Tuesday, October 2, 2012

Waller sidles up to big business, Banks refuses to, campaign picks up

Yesterday at the Stennis Institute/Capitol Press Corps forum, the candidates for the Central District Supreme Court spot squared off over campaign finance.  The issue arose because sitting Chief Justice Bill Waller has been taking money from political action committees (PACs), while his challenger, Rep. Earle Banks, has not.

Banks' response to Waller's acceptance of PAC money is was powerful, especially considering how former Chief Justice Jim Smith lost his seat (in the very same Central District) 4 years ago:
“With no disrespect, there’s a lot of PAC money been going around,” Banks said. “And it’s not for Earle Banks. And that’s fine. Because Earle Banks is going to be the candidate for the people of Mississippi … blue-collar workers, to everybody whether you’re in the ivory tower or whether you’re the man on the street, whether construction or whatever. I will be fair in hearing your case before this court.”
The conventional wisdom is that former Chief Justice Jim Smith lost his seat due in large part to a perception that the Mississippi Supreme Court had been bought and paid for by big business, and wasn't being fair to average Mississippians.  The fundraiser invitation linked below is going to add fuel to the idea that Waller is a sock puppet for corporations and the wealthy, not the average Mississippian.

Follow the jump to see the Waller fundraiser invitation at issue.

Waller Fundraiser Invitation

That invite reads like someone who is trying to lose a race in the Central District in an Obama election year, which has a BVAP of 53%.


James said...

Nice commentary from you Matt, since you weren't there. But - not surprisingly you leave out the more interesting facts that came from this exchange.

After Banks raised the issue of Waller taking PAC money, in the questions part of the program, Banks was asked if he has accepted PAC money as a legislator.

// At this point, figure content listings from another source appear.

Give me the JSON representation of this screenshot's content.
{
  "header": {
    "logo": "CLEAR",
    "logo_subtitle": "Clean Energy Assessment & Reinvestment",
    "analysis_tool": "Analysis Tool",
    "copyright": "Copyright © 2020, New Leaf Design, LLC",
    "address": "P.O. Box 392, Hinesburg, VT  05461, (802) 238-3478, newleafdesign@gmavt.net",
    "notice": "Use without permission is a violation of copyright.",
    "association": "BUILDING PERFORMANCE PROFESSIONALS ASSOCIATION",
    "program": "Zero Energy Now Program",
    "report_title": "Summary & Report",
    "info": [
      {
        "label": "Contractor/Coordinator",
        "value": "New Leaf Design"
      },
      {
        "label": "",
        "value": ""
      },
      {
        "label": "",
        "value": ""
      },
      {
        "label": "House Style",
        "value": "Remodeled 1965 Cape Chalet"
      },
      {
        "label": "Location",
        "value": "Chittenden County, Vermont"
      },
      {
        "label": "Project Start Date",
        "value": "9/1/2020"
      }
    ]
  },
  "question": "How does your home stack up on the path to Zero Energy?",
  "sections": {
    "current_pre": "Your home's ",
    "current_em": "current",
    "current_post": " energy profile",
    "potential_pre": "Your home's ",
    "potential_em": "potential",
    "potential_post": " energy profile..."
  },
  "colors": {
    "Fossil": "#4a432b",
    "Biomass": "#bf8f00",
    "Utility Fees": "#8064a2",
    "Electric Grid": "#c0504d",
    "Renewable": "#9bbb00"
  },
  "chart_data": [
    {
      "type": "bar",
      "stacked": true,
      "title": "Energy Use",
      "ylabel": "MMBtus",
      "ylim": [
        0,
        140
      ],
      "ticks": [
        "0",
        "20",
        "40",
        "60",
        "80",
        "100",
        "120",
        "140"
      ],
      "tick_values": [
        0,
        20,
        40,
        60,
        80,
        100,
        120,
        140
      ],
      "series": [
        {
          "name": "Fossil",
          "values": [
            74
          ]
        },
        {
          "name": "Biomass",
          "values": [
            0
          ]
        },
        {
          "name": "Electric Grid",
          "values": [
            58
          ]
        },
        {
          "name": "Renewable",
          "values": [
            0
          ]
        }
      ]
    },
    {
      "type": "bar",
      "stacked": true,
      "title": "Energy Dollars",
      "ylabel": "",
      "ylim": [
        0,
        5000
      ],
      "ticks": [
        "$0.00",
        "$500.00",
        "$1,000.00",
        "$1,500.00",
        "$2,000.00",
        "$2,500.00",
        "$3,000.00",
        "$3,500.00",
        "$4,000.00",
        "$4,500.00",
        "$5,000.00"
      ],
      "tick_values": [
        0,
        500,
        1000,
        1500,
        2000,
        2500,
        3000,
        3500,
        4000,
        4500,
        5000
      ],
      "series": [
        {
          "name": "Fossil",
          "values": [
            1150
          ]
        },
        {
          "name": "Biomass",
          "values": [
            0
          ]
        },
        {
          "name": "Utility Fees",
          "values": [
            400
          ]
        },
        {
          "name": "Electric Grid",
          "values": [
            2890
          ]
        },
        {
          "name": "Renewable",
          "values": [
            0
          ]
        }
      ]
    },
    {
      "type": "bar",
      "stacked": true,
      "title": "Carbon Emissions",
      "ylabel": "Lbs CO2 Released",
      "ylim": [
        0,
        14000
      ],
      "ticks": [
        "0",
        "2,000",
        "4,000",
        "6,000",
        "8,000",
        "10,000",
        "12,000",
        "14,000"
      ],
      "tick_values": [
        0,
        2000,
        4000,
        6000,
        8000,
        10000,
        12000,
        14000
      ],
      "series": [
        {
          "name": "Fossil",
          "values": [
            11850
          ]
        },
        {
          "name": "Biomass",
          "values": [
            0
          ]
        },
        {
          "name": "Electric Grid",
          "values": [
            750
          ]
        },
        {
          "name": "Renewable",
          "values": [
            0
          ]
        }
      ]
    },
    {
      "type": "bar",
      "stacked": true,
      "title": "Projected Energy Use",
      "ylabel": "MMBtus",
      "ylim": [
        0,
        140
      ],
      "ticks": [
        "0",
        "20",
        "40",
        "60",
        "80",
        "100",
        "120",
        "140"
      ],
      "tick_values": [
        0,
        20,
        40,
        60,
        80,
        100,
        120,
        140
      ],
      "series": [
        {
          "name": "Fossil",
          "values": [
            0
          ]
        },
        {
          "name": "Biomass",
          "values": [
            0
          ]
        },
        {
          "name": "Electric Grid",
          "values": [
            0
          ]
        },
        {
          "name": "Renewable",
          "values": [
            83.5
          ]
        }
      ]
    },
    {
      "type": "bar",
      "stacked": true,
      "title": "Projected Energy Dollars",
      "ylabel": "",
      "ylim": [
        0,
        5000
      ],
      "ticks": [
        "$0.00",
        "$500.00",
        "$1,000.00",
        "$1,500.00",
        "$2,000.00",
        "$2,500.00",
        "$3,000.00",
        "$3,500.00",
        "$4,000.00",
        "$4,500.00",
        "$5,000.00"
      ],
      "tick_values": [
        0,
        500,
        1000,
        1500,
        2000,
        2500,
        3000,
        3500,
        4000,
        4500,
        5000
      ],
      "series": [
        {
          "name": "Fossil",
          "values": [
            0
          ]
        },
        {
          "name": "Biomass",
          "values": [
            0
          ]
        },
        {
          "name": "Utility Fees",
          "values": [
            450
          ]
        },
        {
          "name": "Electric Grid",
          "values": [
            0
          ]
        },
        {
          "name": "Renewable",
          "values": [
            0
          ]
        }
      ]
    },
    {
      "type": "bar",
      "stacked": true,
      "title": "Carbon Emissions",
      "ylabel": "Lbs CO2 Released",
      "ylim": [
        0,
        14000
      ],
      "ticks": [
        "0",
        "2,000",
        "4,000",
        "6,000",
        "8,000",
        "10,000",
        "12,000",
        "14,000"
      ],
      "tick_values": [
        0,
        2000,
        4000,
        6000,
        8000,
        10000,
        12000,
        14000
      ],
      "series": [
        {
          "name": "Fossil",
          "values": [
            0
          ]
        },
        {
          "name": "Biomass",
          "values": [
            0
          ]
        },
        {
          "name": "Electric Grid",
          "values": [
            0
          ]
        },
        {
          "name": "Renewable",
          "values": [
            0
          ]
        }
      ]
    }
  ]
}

Banks acknowledged that he had - but that he didn't think it ok for a judge, although acknowledging that both were perfectly legal. But Banks, in trying to address why one was ok and the other (in his opinion, not) was that he thought judges should be representing people, not corporations.

He failed to address the question - while a legislator, was he not elected to "represent people"?

Matt Eichelberger said...

I can watch a video and read a press report, James. I also hold Supreme Court justices to a higher standard than legislators. So do many members of the legal profession and the public at large.